= Stow Wengenroth =

American artist and lithographer

Stow Wengenroth (1906–1978) was an American artist and lithographer, born in 1906 in Brooklyn, New York. Wengenroth was once called "America's greatest living artist working in black and white" by the American realist painter Andrew Wyeth, and he is generally considered to be one of the finest American lithographers of the twentieth century. He studied at the Art Students League of New York under George Bridgman and John Fabian Carlson from 1923 to 1927, then at the Grand Central School of Art under Wayman Adams. Wengenroth was elected a member of the National Institute of Arts and Letters (renamed the American Academy of Arts and Letters) in 1942 and was also a member of the Connecticut Academy of Fine Arts and the Prairie Printmakers. He was elected an Associate of the prestigious National Academy of Design in 1938, and a full Academician in 1941. Wengenroth was also the author of several influential books on lithography.

Wengenroth's lithographs are found in most major American collections, including the Library of Congress, Whitney Museum of American Art, and Metropolitan Museum of Art. During his career, Wengenroth became well known for his detailed depictions of the seascapes and landscapes of New England and, in particular, Maine. As an artist, he eschewed colour in his lithographs but rather focused on shadow, light, and form to transmit detail and dimension.
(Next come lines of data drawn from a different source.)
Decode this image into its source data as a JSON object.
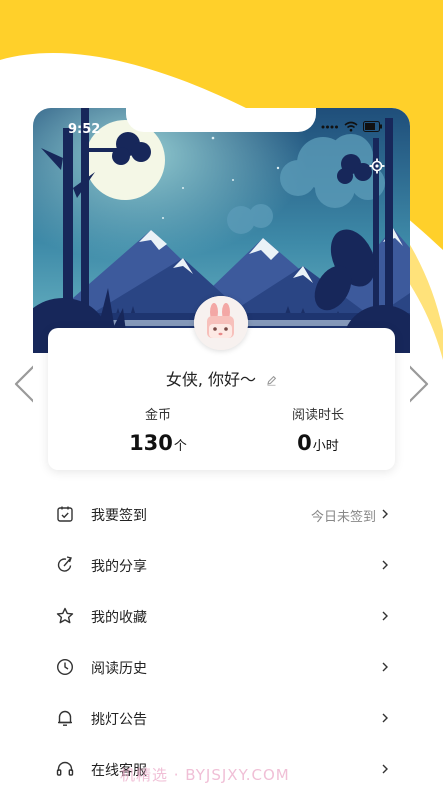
{
  "status_bar": {
    "time": "9:52"
  },
  "profile": {
    "greeting": "女侠, 你好～"
  },
  "stats": {
    "coins": {
      "label": "金币",
      "value": "130",
      "unit": "个"
    },
    "reading": {
      "label": "阅读时长",
      "value": "0",
      "unit": "小时"
    }
  },
  "menu": [
    {
      "icon": "calendar-check-icon",
      "label": "我要签到",
      "extra": "今日未签到"
    },
    {
      "icon": "share-icon",
      "label": "我的分享",
      "extra": ""
    },
    {
      "icon": "star-icon",
      "label": "我的收藏",
      "extra": ""
    },
    {
      "icon": "clock-icon",
      "label": "阅读历史",
      "extra": ""
    },
    {
      "icon": "bell-icon",
      "label": "挑灯公告",
      "extra": ""
    },
    {
      "icon": "headset-icon",
      "label": "在线客服",
      "extra": ""
    }
  ],
  "watermark": "机精选 · BYJSJXY.COM",
  "colors": {
    "accent_yellow": "#FFD02A",
    "pale_yellow": "#FFE27A",
    "scene_sky": "#2E6E96",
    "scene_dark": "#15295A"
  }
}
While his urban scenes of Manhattan and the New York City environs are especially coveted by the current market, Wengenroth was most adept at creating sincere yet vivid simulacra of the New England littoral and interior.
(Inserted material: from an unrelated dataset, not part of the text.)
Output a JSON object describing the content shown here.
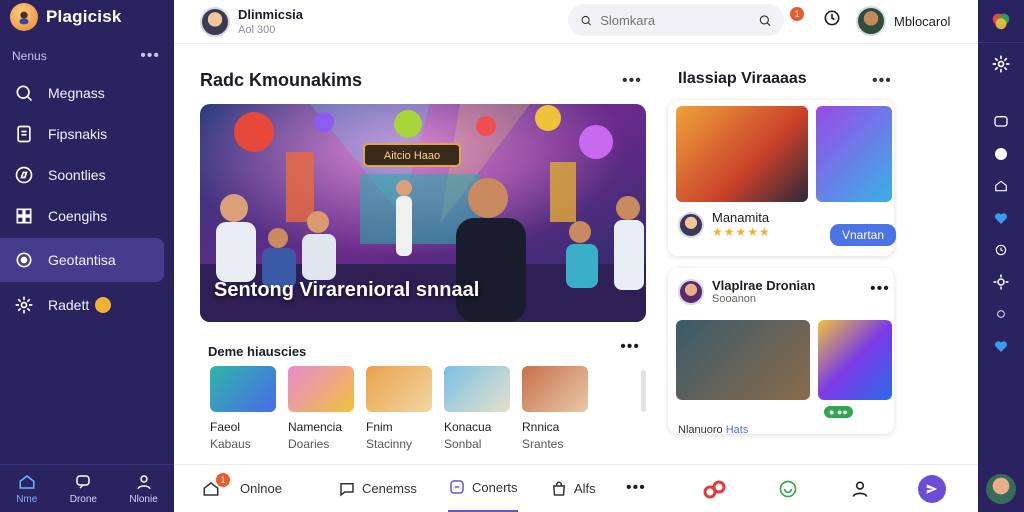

Lithographer and painter Elizabeth Saltonstall was one of his students.

==Selected exhibitions==
- 1998: Mary Ryan Gallery, New York: Black & White: Four Decades of Prints, 1905-1947
- 1996: Kennedy Galleries, New York: American Master Prints

==Selected collections==
- Library of Congress, Washington
- Smithsonian American Art Museum, Washington
- Whitney Museum of American Art, New York
- Metropolitan Museum of Art, New York
- Fogg Museum of Art, Cambridge
- Los Angeles County Museum of Art
- Pennsylvania Academy of Fine Arts
- Carnegie Institute, Pittsburgh
- Museum of Fine Arts, Boston
- Boston Public Library
- Art Complex Museum, Duxbury

== Personal life ==
Wengenroth's first wife was the author and doll maker Edith Flack Ackley.